It's a singing competition!
No, there isn't a direct translation for the sound "co-kee," but behavioral patterns have established that when a coquí sings, he announces himself and shows his territory to mate. So, forest biologists like Jessica Isle believe they express something like "here I am" or "hey female, here I am." Female coquís are not generally known to sing; the male does the mating call, and the female listens to identify "which guy sings better."
There are variations in the syllables, almost like a stutter or incomplete songs, so you might hear "co-kee. Co-co-kee. Co-co. Co-kee-kee," and more. Although you can listen to choruses of male coquís singing from dusk 'till dawn, most species prefer to sing at night. The female coquí acts like a judge in a singing competition: they are looking for energy and pitch. While singing, the male coquí is saying, "I have more territory," "I have more energy," or "I can do it better." So, males spread themselves out to minimize the competition. Studies show that the first "co" part of a call deters other males, while the "kee" part attracts the females.
Coquí all day and night…
Do you remember there are 13 species of coquí? Well, not all of them sing at the same time or in unison. Some species sing in the morning, some in the afternoon, but most sing at night. They all have their niche, and even if they sound the same to the human ear, they are not necessarily making the same noise or the same patterns.
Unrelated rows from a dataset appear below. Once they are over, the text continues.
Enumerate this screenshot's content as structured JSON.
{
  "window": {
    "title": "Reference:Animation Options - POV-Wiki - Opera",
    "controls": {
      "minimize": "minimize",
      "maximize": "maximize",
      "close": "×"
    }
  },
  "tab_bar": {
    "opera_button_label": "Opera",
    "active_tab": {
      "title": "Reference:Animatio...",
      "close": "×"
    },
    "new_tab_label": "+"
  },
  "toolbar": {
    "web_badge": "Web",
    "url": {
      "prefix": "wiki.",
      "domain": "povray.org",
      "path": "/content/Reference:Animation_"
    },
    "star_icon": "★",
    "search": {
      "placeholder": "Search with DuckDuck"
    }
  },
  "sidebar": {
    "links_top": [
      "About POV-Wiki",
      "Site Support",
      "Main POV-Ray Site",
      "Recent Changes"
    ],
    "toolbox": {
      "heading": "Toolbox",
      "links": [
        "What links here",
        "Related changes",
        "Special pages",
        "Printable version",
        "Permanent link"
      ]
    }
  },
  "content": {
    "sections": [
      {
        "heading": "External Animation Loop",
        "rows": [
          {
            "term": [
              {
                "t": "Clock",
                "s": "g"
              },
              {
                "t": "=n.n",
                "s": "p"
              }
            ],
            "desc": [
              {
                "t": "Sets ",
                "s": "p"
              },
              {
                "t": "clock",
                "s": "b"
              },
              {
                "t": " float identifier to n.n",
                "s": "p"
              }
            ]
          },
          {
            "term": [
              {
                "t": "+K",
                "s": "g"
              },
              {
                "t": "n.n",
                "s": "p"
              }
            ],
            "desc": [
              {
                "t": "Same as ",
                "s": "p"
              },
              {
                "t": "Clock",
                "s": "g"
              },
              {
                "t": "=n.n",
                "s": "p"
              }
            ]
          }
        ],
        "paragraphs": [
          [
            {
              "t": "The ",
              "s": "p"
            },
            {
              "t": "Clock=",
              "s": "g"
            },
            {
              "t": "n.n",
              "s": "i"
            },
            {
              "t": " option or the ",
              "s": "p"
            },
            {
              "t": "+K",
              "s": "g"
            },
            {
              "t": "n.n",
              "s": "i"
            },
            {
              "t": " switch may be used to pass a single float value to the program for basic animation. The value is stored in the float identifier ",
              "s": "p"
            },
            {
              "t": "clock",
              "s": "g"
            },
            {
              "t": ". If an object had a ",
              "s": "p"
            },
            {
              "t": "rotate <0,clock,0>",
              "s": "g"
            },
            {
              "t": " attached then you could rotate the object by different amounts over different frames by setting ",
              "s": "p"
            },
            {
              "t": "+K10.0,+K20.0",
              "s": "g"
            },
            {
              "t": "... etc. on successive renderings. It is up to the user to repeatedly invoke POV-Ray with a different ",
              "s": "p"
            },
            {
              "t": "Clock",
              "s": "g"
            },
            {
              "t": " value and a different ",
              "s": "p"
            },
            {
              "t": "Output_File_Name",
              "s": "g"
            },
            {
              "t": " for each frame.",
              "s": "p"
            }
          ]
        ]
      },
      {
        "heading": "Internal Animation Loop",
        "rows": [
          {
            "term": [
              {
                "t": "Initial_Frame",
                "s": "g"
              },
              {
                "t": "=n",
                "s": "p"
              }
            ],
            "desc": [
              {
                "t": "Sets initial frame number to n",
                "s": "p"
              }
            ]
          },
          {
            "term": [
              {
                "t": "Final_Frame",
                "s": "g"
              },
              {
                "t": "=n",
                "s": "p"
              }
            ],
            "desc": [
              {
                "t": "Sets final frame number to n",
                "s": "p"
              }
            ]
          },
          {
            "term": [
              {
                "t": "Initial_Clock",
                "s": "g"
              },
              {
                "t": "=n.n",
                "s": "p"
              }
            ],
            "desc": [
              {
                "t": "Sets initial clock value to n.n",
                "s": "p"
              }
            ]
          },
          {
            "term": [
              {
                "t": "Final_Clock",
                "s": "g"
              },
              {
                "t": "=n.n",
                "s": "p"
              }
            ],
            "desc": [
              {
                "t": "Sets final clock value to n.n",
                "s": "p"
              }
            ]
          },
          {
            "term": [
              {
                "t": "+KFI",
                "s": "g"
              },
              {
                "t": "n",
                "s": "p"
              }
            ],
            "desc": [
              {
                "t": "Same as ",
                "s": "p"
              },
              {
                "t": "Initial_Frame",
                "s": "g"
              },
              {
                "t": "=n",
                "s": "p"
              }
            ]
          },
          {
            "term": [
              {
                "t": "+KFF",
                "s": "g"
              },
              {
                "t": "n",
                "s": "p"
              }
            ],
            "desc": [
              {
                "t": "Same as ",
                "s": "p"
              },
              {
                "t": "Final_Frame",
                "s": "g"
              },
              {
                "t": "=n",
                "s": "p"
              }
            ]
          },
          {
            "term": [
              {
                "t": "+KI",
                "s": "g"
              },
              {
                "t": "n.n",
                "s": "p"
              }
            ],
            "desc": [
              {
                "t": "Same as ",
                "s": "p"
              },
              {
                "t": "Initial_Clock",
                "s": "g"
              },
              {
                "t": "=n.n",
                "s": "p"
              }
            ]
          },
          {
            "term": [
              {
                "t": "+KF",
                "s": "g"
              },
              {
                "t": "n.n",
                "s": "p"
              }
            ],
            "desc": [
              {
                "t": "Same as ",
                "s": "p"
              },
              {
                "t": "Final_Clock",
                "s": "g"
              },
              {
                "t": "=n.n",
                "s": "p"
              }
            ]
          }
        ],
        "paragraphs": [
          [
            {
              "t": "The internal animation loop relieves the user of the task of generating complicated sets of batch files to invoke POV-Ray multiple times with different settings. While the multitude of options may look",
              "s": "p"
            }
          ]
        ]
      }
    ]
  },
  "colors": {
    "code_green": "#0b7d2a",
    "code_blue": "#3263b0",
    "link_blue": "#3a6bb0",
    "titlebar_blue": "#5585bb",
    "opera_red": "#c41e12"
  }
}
Some coquís are patient and wait until there isn't much noise around to sing. Because, if you're going to sing, you want to be heard, right? And, the Rainforest gets loud. Choruses of coquís have registered to reach up to 96 decibels. That's as loud as a boom box, a motorcycle, or an ATV!
Did you know?
You can find coquís in humid places, but all they need to lay their eggs is ¼ cup of water, often found in bromeliads or plants with leaves in shapes that can collect water.
- The coquí eats bugs, spiders, and lizards.
- They can't bite you, so don't be afraid of them.
- They breathe through their skin, so it is not recommended to touch them.
- Coquís don't move very far. On average, they don't travel more than a few hundred meters in their life span.